Take the case of the two-compactron radio. The unit shown on this month's cover has a tentative heater rating of 70 volts at 100 milliamperes. Its companion in the a.c.-d.c. radio (the pentode-heptode) is tentatively rated at 40 volts and 100 milliamperes, with the heaters of both compactrons in series across the line. The standard five-tube complement which the pair replaces draws 150 milliamperes - a 50 percent increase in total heater power.
In part, this reduction in required heater power is made possible by the use of a copper-base, aluminum-clad, iron plate material in compactron design. The copper layer efficiently reflects heat from the plate back to the cathode, where it is needed. Also, the use of new alloys in making the cathodes increases heat transfer from heater to cathode, improving efficiency further and cutting warm-up time.
So much for the features that characterize the compactron type. To what extent have results already been achieved? With many types in various stages of development, G-E has already announced pilot production of six units, available to equipment manufacturers on a sampling basis. In addition to the two for the radio, there is a compactron with two triodes and two diodes. It is intended for TV use as a combined horizontal oscillator, phase detector, and a.f.c. unit.
A compact beam-power pentode, for use as a horizontal-deflection amplifier in TV, is one of the few single-function types. Here are some of its characteristics: plate dissipation, 12.5 watts: perveance, 320 ma. at 60 volts; maximum plate voltage, 6500 volts; heater voltage, 6.3 volts; and heater current, 1.2 amperes. A companion "single" type is a damper diode, for use in television, with an average damper current of 165 ma. and a maximum heater-cathode voltage rating of 5000 volts. Last of the six initial units is a combined vertical oscillator and deflection amplifier (two dissimilar triodes) for TV.
Now in the works are many other types. These include an alternate unit for use as the TV horizontal oscillator, phase detector, and a.f.c. correction circuit that will consist of two diodes, a triode, and a pentode. Nor are equipments other than TV receivers being neglected. Compactrons especially designed to meet the requirements of auto-radio design are being developed. All of these are expected to be in production within the next year. And this may simply be the beginning.
With growing technical expertise, it is hoped that the advantages already established will be enhanced even further as new designs come out. One possibility that design engineers are actively evaluating is that of including within the glass envelopes circuit elements that are usually added (resistors, capacitors) externally in the case of tubes. If this is in fact done, it can further enhance miniaturization and cost savings. Inclusion of such elements inside the vacuum may also pay noteworthy dividends in the form of improved reliability.
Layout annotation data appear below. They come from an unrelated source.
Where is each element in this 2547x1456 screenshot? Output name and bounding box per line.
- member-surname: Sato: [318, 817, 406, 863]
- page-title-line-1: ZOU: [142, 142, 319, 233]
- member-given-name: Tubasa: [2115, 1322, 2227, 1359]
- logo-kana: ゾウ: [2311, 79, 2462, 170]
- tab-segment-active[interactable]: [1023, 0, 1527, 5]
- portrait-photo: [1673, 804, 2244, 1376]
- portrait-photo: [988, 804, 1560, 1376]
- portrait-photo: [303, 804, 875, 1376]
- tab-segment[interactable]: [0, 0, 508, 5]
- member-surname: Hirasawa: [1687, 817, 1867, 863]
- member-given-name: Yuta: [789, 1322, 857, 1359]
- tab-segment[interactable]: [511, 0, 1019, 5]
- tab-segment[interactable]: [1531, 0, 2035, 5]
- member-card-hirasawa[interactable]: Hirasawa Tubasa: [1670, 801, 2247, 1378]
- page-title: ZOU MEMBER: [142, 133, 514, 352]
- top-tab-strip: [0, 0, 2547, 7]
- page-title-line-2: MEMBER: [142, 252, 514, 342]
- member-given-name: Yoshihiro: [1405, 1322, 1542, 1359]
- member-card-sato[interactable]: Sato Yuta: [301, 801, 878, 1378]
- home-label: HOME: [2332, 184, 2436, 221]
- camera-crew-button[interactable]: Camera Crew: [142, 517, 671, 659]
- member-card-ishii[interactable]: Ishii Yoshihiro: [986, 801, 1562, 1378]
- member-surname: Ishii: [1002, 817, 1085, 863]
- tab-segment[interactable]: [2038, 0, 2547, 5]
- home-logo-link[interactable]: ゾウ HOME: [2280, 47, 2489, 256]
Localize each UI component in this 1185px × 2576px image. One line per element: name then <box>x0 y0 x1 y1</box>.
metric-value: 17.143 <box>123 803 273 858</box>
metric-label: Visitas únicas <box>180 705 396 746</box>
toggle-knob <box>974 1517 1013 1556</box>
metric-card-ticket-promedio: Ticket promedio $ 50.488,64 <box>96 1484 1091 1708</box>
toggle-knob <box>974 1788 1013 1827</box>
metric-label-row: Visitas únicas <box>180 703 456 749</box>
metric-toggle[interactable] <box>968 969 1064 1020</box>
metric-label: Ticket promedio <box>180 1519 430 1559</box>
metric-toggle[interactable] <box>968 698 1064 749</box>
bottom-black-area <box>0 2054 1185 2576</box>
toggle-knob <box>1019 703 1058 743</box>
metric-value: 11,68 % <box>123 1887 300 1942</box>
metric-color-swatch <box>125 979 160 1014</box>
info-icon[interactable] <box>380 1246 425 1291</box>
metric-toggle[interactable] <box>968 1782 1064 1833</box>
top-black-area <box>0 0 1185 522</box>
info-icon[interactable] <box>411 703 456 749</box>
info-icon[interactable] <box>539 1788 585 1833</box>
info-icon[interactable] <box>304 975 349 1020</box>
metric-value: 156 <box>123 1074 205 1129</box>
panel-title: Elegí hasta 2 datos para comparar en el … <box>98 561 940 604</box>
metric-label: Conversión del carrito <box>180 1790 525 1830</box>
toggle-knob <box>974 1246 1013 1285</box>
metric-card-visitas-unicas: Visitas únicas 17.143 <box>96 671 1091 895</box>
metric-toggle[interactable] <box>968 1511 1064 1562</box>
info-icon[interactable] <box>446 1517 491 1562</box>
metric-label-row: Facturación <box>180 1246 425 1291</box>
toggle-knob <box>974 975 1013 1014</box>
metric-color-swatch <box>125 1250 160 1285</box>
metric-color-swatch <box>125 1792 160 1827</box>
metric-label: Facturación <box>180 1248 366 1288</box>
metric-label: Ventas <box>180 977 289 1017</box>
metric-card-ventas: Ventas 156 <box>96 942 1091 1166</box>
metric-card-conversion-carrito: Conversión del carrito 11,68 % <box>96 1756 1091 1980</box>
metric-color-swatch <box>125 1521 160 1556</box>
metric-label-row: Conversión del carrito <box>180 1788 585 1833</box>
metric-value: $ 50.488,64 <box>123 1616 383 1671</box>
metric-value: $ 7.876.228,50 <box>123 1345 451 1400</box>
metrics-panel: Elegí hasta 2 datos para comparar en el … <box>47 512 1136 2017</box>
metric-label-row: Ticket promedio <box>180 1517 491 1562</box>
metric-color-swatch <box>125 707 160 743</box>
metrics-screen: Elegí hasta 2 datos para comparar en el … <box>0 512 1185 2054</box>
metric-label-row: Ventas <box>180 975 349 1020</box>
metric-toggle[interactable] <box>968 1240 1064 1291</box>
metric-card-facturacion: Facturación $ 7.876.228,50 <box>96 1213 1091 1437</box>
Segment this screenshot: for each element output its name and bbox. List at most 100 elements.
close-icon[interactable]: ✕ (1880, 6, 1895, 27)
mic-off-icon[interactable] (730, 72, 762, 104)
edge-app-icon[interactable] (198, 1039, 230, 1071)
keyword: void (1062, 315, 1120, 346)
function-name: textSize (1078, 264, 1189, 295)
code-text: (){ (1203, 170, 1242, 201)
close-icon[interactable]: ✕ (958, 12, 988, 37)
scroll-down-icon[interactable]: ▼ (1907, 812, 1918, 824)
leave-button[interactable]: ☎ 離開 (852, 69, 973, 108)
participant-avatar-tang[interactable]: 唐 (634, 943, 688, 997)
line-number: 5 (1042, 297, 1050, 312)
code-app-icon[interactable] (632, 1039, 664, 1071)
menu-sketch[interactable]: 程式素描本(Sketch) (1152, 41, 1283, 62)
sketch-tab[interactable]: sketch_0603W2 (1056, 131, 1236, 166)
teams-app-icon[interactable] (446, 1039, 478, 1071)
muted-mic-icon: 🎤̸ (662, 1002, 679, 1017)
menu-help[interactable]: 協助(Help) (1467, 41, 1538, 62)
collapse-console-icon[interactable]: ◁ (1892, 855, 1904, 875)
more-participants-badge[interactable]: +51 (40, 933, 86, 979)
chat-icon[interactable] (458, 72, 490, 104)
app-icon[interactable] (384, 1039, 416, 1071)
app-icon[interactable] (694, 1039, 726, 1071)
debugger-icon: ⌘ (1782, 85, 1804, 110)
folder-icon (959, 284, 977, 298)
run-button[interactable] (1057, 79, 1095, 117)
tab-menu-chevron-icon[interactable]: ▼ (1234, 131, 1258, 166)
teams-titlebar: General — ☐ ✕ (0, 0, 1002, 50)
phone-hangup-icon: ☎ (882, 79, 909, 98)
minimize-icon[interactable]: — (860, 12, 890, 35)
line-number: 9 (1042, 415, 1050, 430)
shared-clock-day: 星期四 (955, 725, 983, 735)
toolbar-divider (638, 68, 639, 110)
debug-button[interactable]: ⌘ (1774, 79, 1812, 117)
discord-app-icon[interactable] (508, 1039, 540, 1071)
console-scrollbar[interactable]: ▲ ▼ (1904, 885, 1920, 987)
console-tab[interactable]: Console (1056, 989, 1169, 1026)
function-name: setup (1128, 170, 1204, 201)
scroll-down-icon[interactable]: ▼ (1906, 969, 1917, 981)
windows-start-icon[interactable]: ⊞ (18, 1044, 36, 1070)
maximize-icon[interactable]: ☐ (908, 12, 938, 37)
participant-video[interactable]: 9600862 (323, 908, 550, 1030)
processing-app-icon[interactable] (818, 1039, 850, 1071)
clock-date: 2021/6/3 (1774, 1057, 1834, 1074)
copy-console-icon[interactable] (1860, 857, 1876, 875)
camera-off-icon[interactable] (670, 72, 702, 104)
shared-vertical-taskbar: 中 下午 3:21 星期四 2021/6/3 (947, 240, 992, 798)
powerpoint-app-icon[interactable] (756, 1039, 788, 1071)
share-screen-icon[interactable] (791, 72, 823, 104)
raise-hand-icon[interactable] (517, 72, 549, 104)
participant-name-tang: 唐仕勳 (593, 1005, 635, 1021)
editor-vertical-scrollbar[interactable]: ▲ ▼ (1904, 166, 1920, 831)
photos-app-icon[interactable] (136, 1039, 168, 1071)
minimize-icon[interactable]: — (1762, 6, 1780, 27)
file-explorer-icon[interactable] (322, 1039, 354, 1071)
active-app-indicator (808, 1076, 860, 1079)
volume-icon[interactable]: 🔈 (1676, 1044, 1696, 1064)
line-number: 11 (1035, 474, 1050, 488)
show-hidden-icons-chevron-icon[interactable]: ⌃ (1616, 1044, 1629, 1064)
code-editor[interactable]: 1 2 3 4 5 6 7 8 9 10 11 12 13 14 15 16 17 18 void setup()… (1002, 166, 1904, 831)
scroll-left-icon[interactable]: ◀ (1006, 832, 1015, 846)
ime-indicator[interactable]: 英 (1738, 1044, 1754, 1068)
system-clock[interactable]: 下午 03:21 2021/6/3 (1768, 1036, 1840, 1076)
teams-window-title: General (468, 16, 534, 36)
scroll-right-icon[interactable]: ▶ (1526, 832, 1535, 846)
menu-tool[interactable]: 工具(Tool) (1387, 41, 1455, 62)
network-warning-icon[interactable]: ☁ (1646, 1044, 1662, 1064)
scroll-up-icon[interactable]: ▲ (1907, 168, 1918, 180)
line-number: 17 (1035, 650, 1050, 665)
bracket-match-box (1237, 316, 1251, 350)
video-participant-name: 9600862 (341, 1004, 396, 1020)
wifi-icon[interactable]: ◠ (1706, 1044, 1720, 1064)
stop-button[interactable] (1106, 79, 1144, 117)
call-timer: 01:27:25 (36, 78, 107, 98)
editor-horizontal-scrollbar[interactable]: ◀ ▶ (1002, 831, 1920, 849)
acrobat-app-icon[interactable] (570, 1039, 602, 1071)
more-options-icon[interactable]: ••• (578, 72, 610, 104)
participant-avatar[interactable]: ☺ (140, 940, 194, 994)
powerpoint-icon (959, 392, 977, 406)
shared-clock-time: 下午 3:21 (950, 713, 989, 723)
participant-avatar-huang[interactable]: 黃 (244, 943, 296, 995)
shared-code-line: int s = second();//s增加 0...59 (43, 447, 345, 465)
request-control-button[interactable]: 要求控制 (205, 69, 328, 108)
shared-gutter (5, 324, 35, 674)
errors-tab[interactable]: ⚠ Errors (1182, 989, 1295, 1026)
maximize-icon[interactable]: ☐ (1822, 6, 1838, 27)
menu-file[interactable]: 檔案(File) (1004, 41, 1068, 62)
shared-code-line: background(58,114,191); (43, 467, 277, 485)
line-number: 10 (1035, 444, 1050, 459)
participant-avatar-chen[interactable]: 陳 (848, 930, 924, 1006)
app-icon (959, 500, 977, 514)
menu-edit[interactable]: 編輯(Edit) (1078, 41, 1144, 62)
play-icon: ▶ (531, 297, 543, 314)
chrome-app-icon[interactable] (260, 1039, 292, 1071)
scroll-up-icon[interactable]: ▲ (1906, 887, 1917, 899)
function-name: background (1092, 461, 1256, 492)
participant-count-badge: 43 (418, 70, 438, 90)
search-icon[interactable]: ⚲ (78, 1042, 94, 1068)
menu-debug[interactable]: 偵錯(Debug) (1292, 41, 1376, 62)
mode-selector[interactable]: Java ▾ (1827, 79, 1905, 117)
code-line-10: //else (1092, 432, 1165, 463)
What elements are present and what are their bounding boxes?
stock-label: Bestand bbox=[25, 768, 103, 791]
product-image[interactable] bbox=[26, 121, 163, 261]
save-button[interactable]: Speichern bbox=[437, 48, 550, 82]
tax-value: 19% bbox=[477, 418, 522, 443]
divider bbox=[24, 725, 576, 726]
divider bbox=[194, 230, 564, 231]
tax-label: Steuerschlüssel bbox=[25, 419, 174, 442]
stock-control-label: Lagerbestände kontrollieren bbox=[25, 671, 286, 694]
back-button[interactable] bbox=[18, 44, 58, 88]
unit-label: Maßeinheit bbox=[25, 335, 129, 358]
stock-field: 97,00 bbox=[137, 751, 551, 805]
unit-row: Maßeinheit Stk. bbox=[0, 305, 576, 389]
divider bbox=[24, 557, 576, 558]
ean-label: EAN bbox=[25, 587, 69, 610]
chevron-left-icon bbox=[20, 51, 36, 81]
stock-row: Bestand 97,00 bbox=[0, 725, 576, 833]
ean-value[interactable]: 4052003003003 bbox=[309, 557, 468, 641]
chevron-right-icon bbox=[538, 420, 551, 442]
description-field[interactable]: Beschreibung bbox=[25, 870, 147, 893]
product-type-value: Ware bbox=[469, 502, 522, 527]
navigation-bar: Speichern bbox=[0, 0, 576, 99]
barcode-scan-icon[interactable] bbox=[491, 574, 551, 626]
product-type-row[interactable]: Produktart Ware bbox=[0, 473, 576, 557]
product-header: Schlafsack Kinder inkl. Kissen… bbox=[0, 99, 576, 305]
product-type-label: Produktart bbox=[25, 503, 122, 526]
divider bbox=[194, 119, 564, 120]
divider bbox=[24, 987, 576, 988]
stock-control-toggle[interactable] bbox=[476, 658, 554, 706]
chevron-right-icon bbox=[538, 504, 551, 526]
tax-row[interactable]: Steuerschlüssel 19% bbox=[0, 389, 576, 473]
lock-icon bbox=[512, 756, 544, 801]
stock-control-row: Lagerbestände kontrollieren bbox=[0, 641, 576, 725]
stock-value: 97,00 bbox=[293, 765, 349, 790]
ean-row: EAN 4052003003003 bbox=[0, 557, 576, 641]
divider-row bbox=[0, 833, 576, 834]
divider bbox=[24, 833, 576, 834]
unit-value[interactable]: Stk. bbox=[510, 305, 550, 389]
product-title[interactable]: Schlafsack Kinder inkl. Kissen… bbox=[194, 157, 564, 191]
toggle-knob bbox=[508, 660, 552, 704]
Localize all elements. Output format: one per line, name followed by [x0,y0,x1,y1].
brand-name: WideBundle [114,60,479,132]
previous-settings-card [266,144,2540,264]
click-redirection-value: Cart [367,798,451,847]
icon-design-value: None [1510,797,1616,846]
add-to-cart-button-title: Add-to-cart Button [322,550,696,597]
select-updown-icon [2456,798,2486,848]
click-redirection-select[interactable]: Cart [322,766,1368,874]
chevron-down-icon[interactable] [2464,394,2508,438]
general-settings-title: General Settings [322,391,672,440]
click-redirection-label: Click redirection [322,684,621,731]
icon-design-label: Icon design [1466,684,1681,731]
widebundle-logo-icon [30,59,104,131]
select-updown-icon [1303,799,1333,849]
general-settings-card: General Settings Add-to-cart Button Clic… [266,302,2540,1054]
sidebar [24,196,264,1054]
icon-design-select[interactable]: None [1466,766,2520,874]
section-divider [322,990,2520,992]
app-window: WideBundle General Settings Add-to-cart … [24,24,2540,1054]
A possible disadvantage is the replacement cost when a multi-function compactron, Instead of a single tube, becomes defective. However, G-E engineers feel that other savings may at least cancel this out. Lower initial equipment cost, cost per function, and reliability will be factors.
Ultimate success or the line is probably in the hands of equipment manufacturers, whose use of compactrons in less expensive, more efficient designs will be a key factor.